La Suisse fascine les expatriés. Salaires élevés, stabilité politique, montagnes à perte de vue. Mais derrière la carte postale se cache un système fiscal unique, complexe, parfois déroutant. Trois niveaux d'imposition, 26 cantons avec leurs propres règles, un forfait fiscal réservé à une élite, des cotisations sociales particulières. Bref, rien à voir avec ce que vous connaissez en France.
Ce guide vous donne les clés pour comprendre la fiscalité suisse en tant qu'expatrié. On va parler chiffres, taux réels, pièges à éviter et stratégies concrètes. Si vous cherchez un panorama plus large, consultez notre guide général sur l'expatriation et les impôts.

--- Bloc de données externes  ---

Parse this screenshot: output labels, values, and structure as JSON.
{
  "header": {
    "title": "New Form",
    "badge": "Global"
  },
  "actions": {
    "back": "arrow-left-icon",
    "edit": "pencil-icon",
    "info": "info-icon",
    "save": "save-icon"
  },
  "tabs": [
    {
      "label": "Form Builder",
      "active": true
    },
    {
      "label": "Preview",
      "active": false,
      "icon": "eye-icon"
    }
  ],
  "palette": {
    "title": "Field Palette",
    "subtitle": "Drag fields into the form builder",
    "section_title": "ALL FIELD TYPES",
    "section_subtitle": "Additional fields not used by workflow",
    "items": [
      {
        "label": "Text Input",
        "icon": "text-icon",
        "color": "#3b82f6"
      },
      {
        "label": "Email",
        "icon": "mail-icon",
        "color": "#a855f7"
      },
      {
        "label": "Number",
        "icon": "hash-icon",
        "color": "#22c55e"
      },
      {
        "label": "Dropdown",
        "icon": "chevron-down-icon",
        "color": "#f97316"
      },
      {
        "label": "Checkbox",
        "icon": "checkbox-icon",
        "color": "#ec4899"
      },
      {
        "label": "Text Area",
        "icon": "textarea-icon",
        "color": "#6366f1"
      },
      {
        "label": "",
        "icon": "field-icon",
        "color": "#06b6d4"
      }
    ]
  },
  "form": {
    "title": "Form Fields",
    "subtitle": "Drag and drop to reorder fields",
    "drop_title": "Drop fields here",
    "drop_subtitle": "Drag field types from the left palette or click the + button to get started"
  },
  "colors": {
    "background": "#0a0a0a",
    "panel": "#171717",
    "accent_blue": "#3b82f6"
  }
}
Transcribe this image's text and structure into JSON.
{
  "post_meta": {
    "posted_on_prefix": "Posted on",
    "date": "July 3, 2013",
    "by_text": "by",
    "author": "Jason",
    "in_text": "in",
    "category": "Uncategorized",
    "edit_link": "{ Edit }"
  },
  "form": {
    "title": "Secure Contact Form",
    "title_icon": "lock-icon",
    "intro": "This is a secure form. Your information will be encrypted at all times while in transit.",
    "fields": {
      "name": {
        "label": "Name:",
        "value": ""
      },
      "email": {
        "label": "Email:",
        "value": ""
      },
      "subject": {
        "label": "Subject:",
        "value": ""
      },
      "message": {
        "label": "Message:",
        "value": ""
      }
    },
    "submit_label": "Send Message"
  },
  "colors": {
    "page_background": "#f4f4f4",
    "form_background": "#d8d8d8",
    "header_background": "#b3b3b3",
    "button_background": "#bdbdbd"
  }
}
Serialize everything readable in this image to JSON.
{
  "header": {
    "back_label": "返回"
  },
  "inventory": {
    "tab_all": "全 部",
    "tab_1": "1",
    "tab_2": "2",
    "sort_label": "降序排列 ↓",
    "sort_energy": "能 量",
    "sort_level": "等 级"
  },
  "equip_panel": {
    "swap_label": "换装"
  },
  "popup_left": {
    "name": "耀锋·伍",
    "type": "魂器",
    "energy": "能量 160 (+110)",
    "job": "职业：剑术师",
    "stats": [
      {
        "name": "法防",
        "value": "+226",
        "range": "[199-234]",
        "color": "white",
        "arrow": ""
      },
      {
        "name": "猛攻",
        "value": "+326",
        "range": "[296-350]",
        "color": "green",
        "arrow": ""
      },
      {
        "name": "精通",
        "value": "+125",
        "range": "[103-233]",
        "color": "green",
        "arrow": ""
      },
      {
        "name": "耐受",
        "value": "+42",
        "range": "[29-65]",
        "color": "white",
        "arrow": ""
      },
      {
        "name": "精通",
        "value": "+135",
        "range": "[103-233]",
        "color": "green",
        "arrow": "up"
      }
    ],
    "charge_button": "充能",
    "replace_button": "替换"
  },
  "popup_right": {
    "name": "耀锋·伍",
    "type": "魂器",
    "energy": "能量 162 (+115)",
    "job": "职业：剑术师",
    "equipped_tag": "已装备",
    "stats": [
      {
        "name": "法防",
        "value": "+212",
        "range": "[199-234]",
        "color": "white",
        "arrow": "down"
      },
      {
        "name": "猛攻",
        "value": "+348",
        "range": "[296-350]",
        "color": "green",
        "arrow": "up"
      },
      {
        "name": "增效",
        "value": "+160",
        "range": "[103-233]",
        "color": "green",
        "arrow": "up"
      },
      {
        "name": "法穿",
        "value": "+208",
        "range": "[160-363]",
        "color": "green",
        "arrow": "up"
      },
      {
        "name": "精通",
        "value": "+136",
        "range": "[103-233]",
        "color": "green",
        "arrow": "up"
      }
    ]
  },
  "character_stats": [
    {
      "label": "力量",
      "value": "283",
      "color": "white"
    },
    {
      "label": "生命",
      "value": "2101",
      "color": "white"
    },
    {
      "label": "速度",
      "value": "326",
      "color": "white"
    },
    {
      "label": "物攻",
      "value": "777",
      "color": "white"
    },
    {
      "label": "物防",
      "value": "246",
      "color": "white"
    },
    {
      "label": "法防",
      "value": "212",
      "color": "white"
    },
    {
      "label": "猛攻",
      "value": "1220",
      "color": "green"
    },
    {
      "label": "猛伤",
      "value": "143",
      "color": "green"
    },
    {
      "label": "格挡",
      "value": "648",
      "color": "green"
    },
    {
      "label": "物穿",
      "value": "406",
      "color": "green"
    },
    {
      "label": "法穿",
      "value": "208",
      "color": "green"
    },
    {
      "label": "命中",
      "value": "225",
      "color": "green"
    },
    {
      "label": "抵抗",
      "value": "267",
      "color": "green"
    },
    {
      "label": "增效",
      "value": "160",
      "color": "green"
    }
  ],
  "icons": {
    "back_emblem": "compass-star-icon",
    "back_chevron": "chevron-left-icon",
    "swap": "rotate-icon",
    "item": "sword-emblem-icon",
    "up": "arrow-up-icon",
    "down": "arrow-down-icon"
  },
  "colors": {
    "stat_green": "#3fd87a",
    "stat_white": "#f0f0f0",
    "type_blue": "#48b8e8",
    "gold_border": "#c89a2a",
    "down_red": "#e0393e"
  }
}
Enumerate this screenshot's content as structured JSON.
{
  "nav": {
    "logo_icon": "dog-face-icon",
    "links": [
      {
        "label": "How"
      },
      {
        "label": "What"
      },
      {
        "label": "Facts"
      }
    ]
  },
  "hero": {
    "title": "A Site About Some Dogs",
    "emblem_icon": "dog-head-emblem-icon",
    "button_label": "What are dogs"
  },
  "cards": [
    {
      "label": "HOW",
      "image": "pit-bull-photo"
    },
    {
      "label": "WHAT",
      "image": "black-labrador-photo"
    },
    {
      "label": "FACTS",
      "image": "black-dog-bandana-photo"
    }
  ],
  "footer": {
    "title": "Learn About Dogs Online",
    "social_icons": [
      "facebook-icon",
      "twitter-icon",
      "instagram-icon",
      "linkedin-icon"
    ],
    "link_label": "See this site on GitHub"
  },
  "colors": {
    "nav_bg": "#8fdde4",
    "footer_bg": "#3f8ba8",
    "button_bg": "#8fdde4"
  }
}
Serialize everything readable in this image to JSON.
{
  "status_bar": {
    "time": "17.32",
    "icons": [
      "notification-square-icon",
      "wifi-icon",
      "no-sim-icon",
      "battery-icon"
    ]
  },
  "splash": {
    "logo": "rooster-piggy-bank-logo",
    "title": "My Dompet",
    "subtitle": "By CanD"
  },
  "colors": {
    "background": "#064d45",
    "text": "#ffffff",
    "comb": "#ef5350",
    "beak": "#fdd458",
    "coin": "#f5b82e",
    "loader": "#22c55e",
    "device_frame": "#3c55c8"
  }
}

1. Le système fiscal suisse : 3 niveaux d'imposition
Première chose à comprendre : en Suisse, vous ne payez pas un impôt, mais trois. C'est le fameux système fédéraliste.
- Impôt fédéral direct (IFD) : prélevé par la Confédération, identique partout. Taux progressif, maximum 11,5 % pour les revenus les plus élevés.
- Impôt cantonal : fixé par chacun des 26 cantons. C'est là que les écarts se creusent.
- Impôt communal : chaque commune applique un multiplicateur sur l'impôt cantonal.
Résultat ? Deux personnes avec le même salaire peuvent payer des montants radicalement différents selon qu'elles vivent à Zoug ou à Genève. Le canton, c'est le choix stratégique numéro un.
Le choix du canton est déterminant : l'écart d'imposition peut aller du simple au double entre Zoug (22 %) et Genève (45 %).
Pour approfondir les détails par canton, consultez notre page pays Suisse avec les taux actualisés.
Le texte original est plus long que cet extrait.